The Football Association (FA), English soccer’s governing body, could take Brexit as an opportunity to require teams to have more English players on their rosters. The FA proposed lowering the number of non-homegrown players from 17 to 12 on each 25-player roster in a bid to strengthen the English national team by giving more English players exposure to high level soccer. 

To English fans who are stereotypically avid and sometimes tribalist supporters of their local teams, Brexit should be a disaster. Yet even 62% of Chelsea’s fanbase, a team on which over 50% of the roster is made up of EU nationals, voted for Brexit. The impending detriment to EPL teams and the English economy stemming from Brexit reflects the fault in the movement’s nationalist motivations. Although pro-Brexit arguments initially centered around barring low-skilled immigrant workers and protecting English culture, the British economy will likely suffer and labor shortages could arise. Similarly, instead of protecting the integrity of English soccer and its place in English identity, Brexit will undermine its success and benefits for the British economy. 
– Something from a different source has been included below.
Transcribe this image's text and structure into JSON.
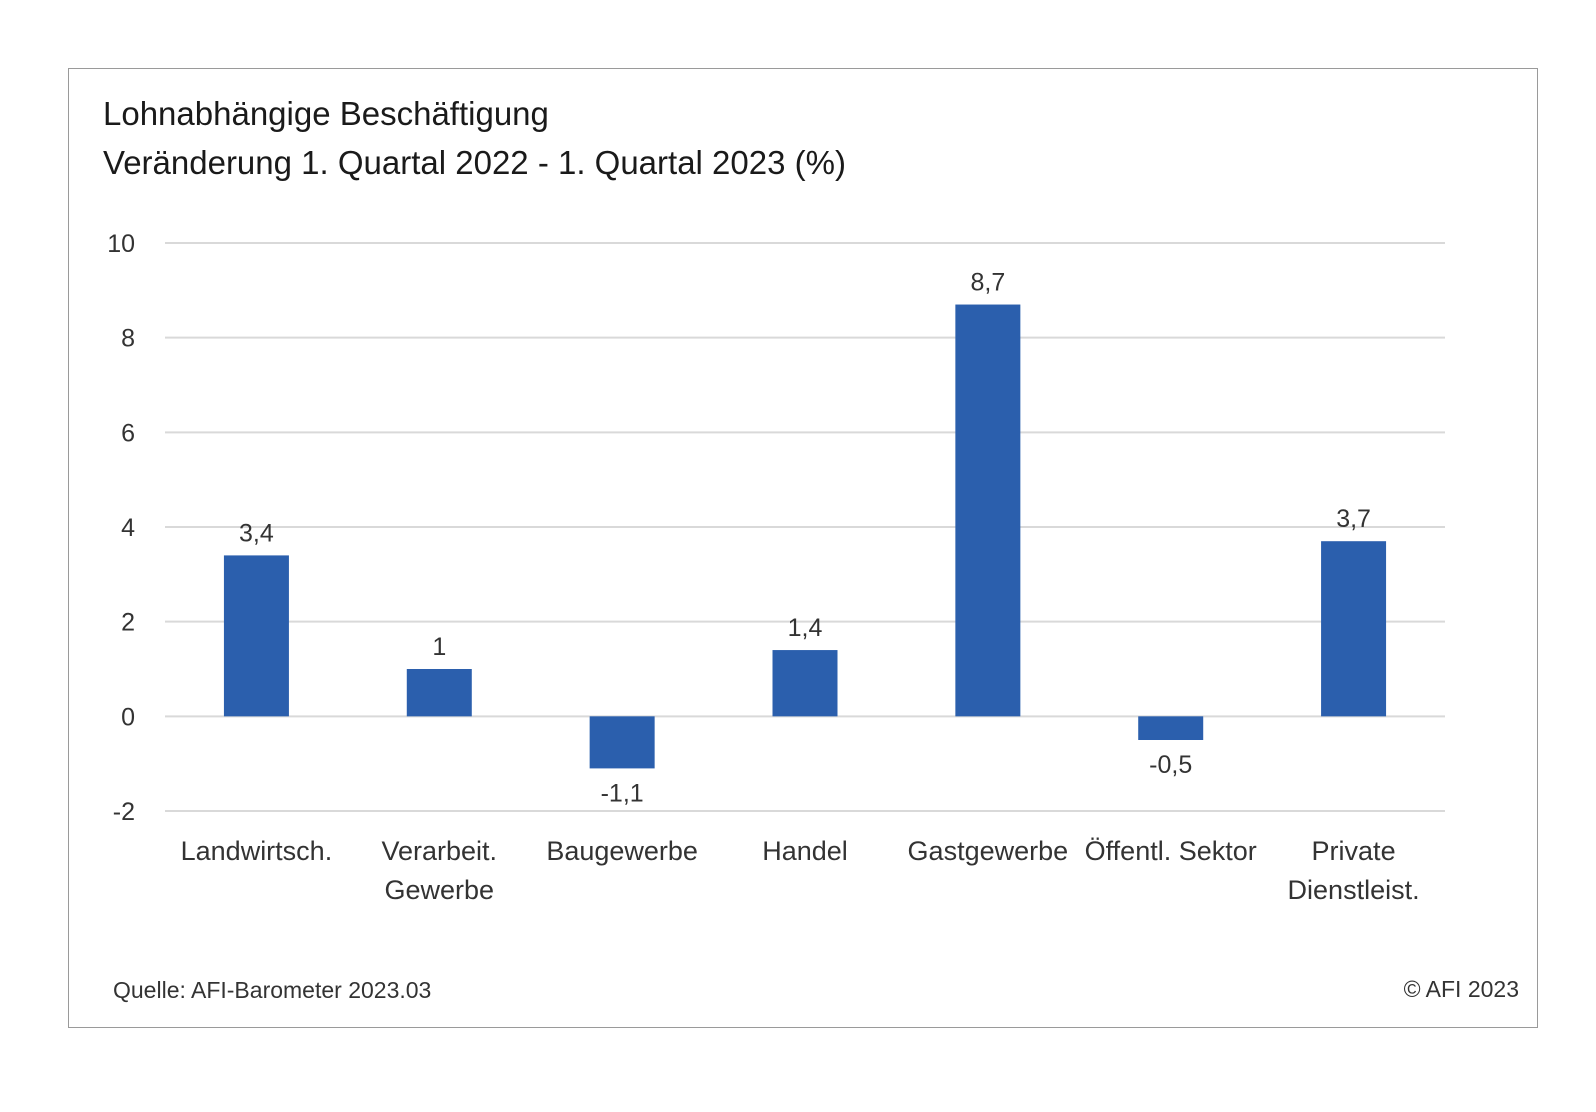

Nonetheless, just as subsets of Brexit voters may have wanted to restore English identity, subsets of the EPL’s local fan base may be glad to see the league have fewer foreign players. Kick It Out, England’s organization for inclusion and equality in soccer, reports that there were 32% more reported incidents of discrimination in English soccer leagues in the 2018/19 season than the season before. Fans have thrown bananas at black players and hurled racist insults on social media. This uptick is likely tied to broader increases in hate crimes in the UK. It points to potential backlash against the increasingly international workforce and viewership of the league, which may contribute to rising ticket prices

It is up to the FA and the UK government to ensure that the EPL does not devolve into a less diverse, entertaining, and lucrative league. First, the FA should not increase the required  number of English players on each roster. As previously noted, changing that policy would hurt parity in the league and block access to a foreign labor force that is vital to the league’s wellbeing. High-skilled players from teams in South America and Africa could fill part of the void left by the loss of EU players under the new immigration system. If the FA allows fewer foreign players, it would limit the effects of even this imperfect solution. The FA’s argument that requiring teams to have more English players will strengthen the English national team overlooks the fact that those players would not face as good competition if fewer foreign players are allowed into the league. 
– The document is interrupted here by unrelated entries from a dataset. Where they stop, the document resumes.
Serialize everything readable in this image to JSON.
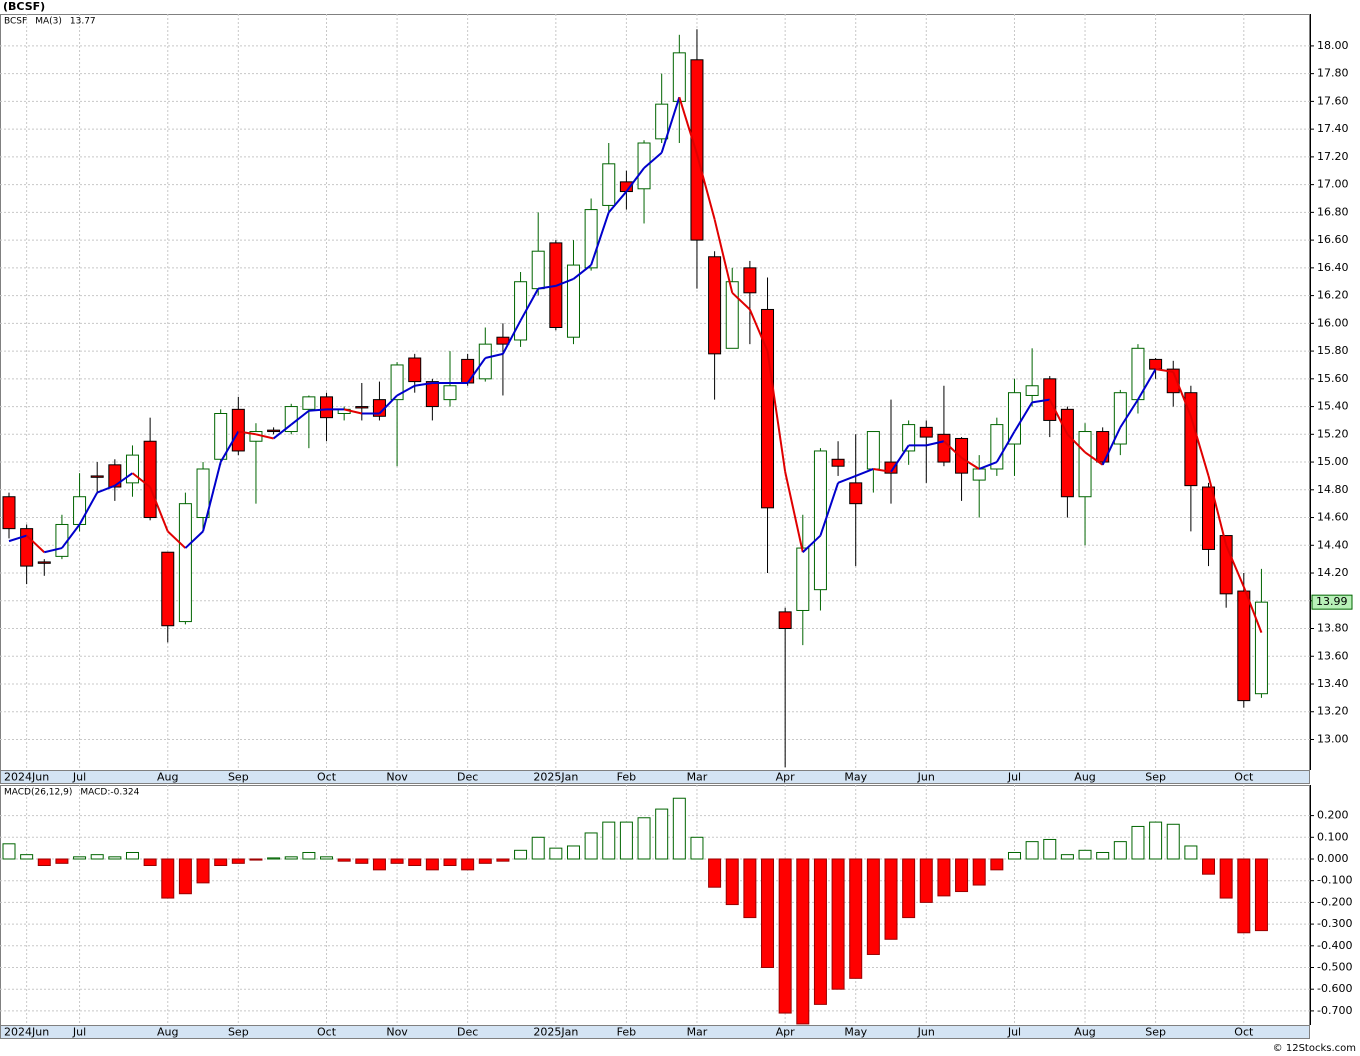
{
  "title": "(BCSF)",
  "footer": "© 12Stocks.com",
  "chart_data": [
    {
      "type": "candlestick",
      "legend": [
        "BCSF",
        "MA(3)",
        "13.77"
      ],
      "categories": [
        null,
        "2024Jun",
        null,
        null,
        "Jul",
        null,
        null,
        null,
        null,
        "Aug",
        null,
        null,
        null,
        "Sep",
        null,
        null,
        null,
        null,
        "Oct",
        null,
        null,
        null,
        "Nov",
        null,
        null,
        null,
        "Dec",
        null,
        null,
        null,
        null,
        "2025Jan",
        null,
        null,
        null,
        "Feb",
        null,
        null,
        null,
        "Mar",
        null,
        null,
        null,
        null,
        "Apr",
        null,
        null,
        null,
        "May",
        null,
        null,
        null,
        "Jun",
        null,
        null,
        null,
        null,
        "Jul",
        null,
        null,
        null,
        "Aug",
        null,
        null,
        null,
        "Sep",
        null,
        null,
        null,
        null,
        "Oct",
        null
      ],
      "open": [
        14.75,
        14.52,
        14.28,
        14.32,
        14.55,
        14.9,
        14.98,
        14.85,
        15.15,
        14.35,
        13.85,
        14.6,
        15.02,
        15.38,
        15.15,
        15.23,
        15.22,
        15.38,
        15.47,
        15.35,
        15.4,
        15.45,
        15.45,
        15.75,
        15.58,
        15.45,
        15.74,
        15.6,
        15.9,
        15.88,
        16.25,
        16.58,
        15.9,
        16.4,
        16.85,
        17.02,
        16.97,
        17.33,
        17.6,
        17.9,
        16.48,
        15.82,
        16.4,
        16.1,
        13.92,
        13.93,
        14.08,
        15.02,
        14.85,
        14.95,
        15.0,
        15.08,
        15.25,
        15.2,
        15.17,
        14.87,
        14.95,
        15.13,
        15.48,
        15.6,
        15.38,
        14.75,
        15.22,
        15.13,
        15.45,
        15.74,
        15.67,
        15.5,
        14.82,
        14.47,
        14.07,
        13.33
      ],
      "high": [
        14.78,
        14.55,
        14.3,
        14.62,
        14.92,
        15.0,
        15.02,
        15.12,
        15.32,
        14.35,
        14.78,
        15.0,
        15.38,
        15.47,
        15.28,
        15.25,
        15.42,
        15.48,
        15.5,
        15.4,
        15.57,
        15.58,
        15.72,
        15.78,
        15.6,
        15.8,
        15.78,
        15.97,
        16.0,
        16.37,
        16.8,
        16.6,
        16.6,
        16.9,
        17.3,
        17.1,
        17.32,
        17.8,
        18.08,
        18.12,
        16.52,
        16.4,
        16.45,
        16.33,
        13.95,
        14.62,
        15.1,
        15.15,
        15.2,
        15.22,
        15.45,
        15.3,
        15.3,
        15.55,
        15.18,
        15.05,
        15.32,
        15.6,
        15.82,
        15.62,
        15.4,
        15.28,
        15.25,
        15.52,
        15.85,
        15.75,
        15.73,
        15.55,
        14.85,
        14.47,
        14.2,
        14.23
      ],
      "low": [
        14.45,
        14.12,
        14.18,
        14.3,
        14.5,
        14.78,
        14.72,
        14.75,
        14.58,
        13.7,
        13.83,
        14.5,
        14.98,
        15.05,
        14.7,
        15.2,
        15.2,
        15.1,
        15.15,
        15.3,
        15.3,
        15.3,
        14.97,
        15.5,
        15.3,
        15.4,
        15.55,
        15.58,
        15.48,
        15.83,
        16.2,
        15.95,
        15.85,
        16.38,
        16.8,
        16.82,
        16.72,
        17.3,
        17.3,
        16.25,
        15.45,
        15.82,
        15.85,
        14.2,
        12.8,
        13.68,
        13.93,
        14.9,
        14.25,
        14.78,
        14.7,
        14.98,
        14.85,
        14.97,
        14.72,
        14.6,
        14.9,
        14.9,
        15.4,
        15.18,
        14.6,
        14.4,
        14.98,
        15.05,
        15.35,
        15.6,
        15.4,
        14.5,
        14.25,
        13.95,
        13.23,
        13.3
      ],
      "close": [
        14.52,
        14.25,
        14.27,
        14.55,
        14.75,
        14.89,
        14.82,
        15.05,
        14.6,
        13.82,
        14.7,
        14.95,
        15.35,
        15.08,
        15.22,
        15.22,
        15.4,
        15.47,
        15.32,
        15.38,
        15.39,
        15.33,
        15.7,
        15.58,
        15.4,
        15.55,
        15.57,
        15.85,
        15.85,
        16.3,
        16.52,
        15.97,
        16.42,
        16.82,
        17.15,
        16.95,
        17.3,
        17.58,
        17.95,
        16.6,
        15.78,
        16.3,
        16.22,
        14.67,
        13.8,
        14.38,
        15.08,
        14.97,
        14.7,
        15.22,
        14.92,
        15.27,
        15.18,
        15.0,
        14.92,
        14.95,
        15.27,
        15.5,
        15.55,
        15.3,
        14.75,
        15.22,
        15.0,
        15.5,
        15.82,
        15.67,
        15.5,
        14.83,
        14.37,
        14.05,
        13.28,
        13.99
      ],
      "up_color": "#ffffff",
      "up_edge": "#006400",
      "down_color": "#ff0000",
      "down_edge": "#000000",
      "series": [
        {
          "name": "MA(3)",
          "color": "#0000cc",
          "down_color": "#e00000",
          "values": [
            14.43,
            14.47,
            14.35,
            14.38,
            14.55,
            14.78,
            14.83,
            14.92,
            14.82,
            14.5,
            14.38,
            14.5,
            15.0,
            15.22,
            15.2,
            15.17,
            15.27,
            15.37,
            15.38,
            15.38,
            15.35,
            15.35,
            15.48,
            15.55,
            15.57,
            15.57,
            15.57,
            15.75,
            15.78,
            16.02,
            16.25,
            16.27,
            16.32,
            16.42,
            16.8,
            16.95,
            17.12,
            17.23,
            17.63,
            17.22,
            16.75,
            16.22,
            16.1,
            15.8,
            14.93,
            14.35,
            14.47,
            14.85,
            14.9,
            14.95,
            14.93,
            15.12,
            15.12,
            15.15,
            15.03,
            14.95,
            15.0,
            15.22,
            15.43,
            15.45,
            15.2,
            15.07,
            14.98,
            15.25,
            15.45,
            15.67,
            15.65,
            15.33,
            14.9,
            14.4,
            14.1,
            13.77
          ]
        }
      ],
      "last_price": {
        "value": 13.99,
        "label": "13.99"
      },
      "ylim": [
        12.78,
        18.23
      ],
      "yticks": [
        {
          "value": 13,
          "label": "13.00"
        },
        {
          "value": 13.2,
          "label": "13.20"
        },
        {
          "value": 13.4,
          "label": "13.40"
        },
        {
          "value": 13.6,
          "label": "13.60"
        },
        {
          "value": 13.8,
          "label": "13.80"
        },
        {
          "value": 14,
          "label": "14.00"
        },
        {
          "value": 14.2,
          "label": "14.20"
        },
        {
          "value": 14.4,
          "label": "14.40"
        },
        {
          "value": 14.6,
          "label": "14.60"
        },
        {
          "value": 14.8,
          "label": "14.80"
        },
        {
          "value": 15,
          "label": "15.00"
        },
        {
          "value": 15.2,
          "label": "15.20"
        },
        {
          "value": 15.4,
          "label": "15.40"
        },
        {
          "value": 15.6,
          "label": "15.60"
        },
        {
          "value": 15.8,
          "label": "15.80"
        },
        {
          "value": 16,
          "label": "16.00"
        },
        {
          "value": 16.2,
          "label": "16.20"
        },
        {
          "value": 16.4,
          "label": "16.40"
        },
        {
          "value": 16.6,
          "label": "16.60"
        },
        {
          "value": 16.8,
          "label": "16.80"
        },
        {
          "value": 17,
          "label": "17.00"
        },
        {
          "value": 17.2,
          "label": "17.20"
        },
        {
          "value": 17.4,
          "label": "17.40"
        },
        {
          "value": 17.6,
          "label": "17.60"
        },
        {
          "value": 17.8,
          "label": "17.80"
        },
        {
          "value": 18,
          "label": "18.00"
        }
      ],
      "grid": true
    },
    {
      "type": "bar",
      "legend": [
        "MACD(26,12,9)",
        "MACD:-0.324"
      ],
      "categories": [
        null,
        "2024Jun",
        null,
        null,
        "Jul",
        null,
        null,
        null,
        null,
        "Aug",
        null,
        null,
        null,
        "Sep",
        null,
        null,
        null,
        null,
        "Oct",
        null,
        null,
        null,
        "Nov",
        null,
        null,
        null,
        "Dec",
        null,
        null,
        null,
        null,
        "2025Jan",
        null,
        null,
        null,
        "Feb",
        null,
        null,
        null,
        "Mar",
        null,
        null,
        null,
        null,
        "Apr",
        null,
        null,
        null,
        "May",
        null,
        null,
        null,
        "Jun",
        null,
        null,
        null,
        null,
        "Jul",
        null,
        null,
        null,
        "Aug",
        null,
        null,
        null,
        "Sep",
        null,
        null,
        null,
        null,
        "Oct",
        null
      ],
      "values": [
        0.07,
        0.02,
        -0.03,
        -0.02,
        0.01,
        0.02,
        0.01,
        0.03,
        -0.03,
        -0.18,
        -0.16,
        -0.11,
        -0.03,
        -0.02,
        -0.005,
        0.005,
        0.01,
        0.03,
        0.01,
        -0.01,
        -0.02,
        -0.05,
        -0.02,
        -0.03,
        -0.05,
        -0.03,
        -0.05,
        -0.02,
        -0.01,
        0.04,
        0.1,
        0.05,
        0.06,
        0.12,
        0.17,
        0.17,
        0.19,
        0.23,
        0.28,
        0.1,
        -0.13,
        -0.21,
        -0.27,
        -0.5,
        -0.71,
        -0.76,
        -0.67,
        -0.6,
        -0.55,
        -0.44,
        -0.37,
        -0.27,
        -0.2,
        -0.17,
        -0.15,
        -0.12,
        -0.05,
        0.03,
        0.08,
        0.09,
        0.02,
        0.04,
        0.03,
        0.08,
        0.15,
        0.17,
        0.16,
        0.06,
        -0.07,
        -0.18,
        -0.34,
        -0.33
      ],
      "up_color": "#ffffff",
      "up_edge": "#006400",
      "down_color": "#ff0000",
      "down_edge": "#990000",
      "ylim": [
        -0.765,
        0.341
      ],
      "yticks": [
        {
          "value": 0.2,
          "label": "0.200"
        },
        {
          "value": 0.1,
          "label": "0.100"
        },
        {
          "value": 0,
          "label": "0.000"
        },
        {
          "value": -0.1,
          "label": "-0.100"
        },
        {
          "value": -0.2,
          "label": "-0.200"
        },
        {
          "value": -0.3,
          "label": "-0.300"
        },
        {
          "value": -0.4,
          "label": "-0.400"
        },
        {
          "value": -0.5,
          "label": "-0.500"
        },
        {
          "value": -0.6,
          "label": "-0.600"
        },
        {
          "value": -0.7,
          "label": "-0.700"
        }
      ],
      "grid": true
    }
  ]
}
Second, the UK Home Office should expedite visas for players from EU countries without requiring FA endorsements for work permits. Although the FA has thus far overseen work permits for international players, their incentives are to protect the national team, as the organization’s desire to cut the number of foreign players in the EPL highlights. The Home Office should intervene to protect England’s soccer industry and its cultural significance to English society. By allowing EU players into the country as long as they are certified professionals from the EU, the Home Office would protect this labor supply while still achieving their goal of barring low skilled laborers from entering the country. 

Of course, neither of these solutions would solve all the problems that Brexit will cause the EPL or address underlying nationalist sentiments. EPL teams will still not be able to recruit players from ages 16 to 18. Even if the Home Office and the FA are able to mitigate the effects of Brexit on the EPL, it would do little to account for the faulty nationalist logic of leaving the EU. The consequences for the English Premier League should serve as a reminder of Brexit’s destructive nature. Instead of defending symbols of English pride, it undermines them.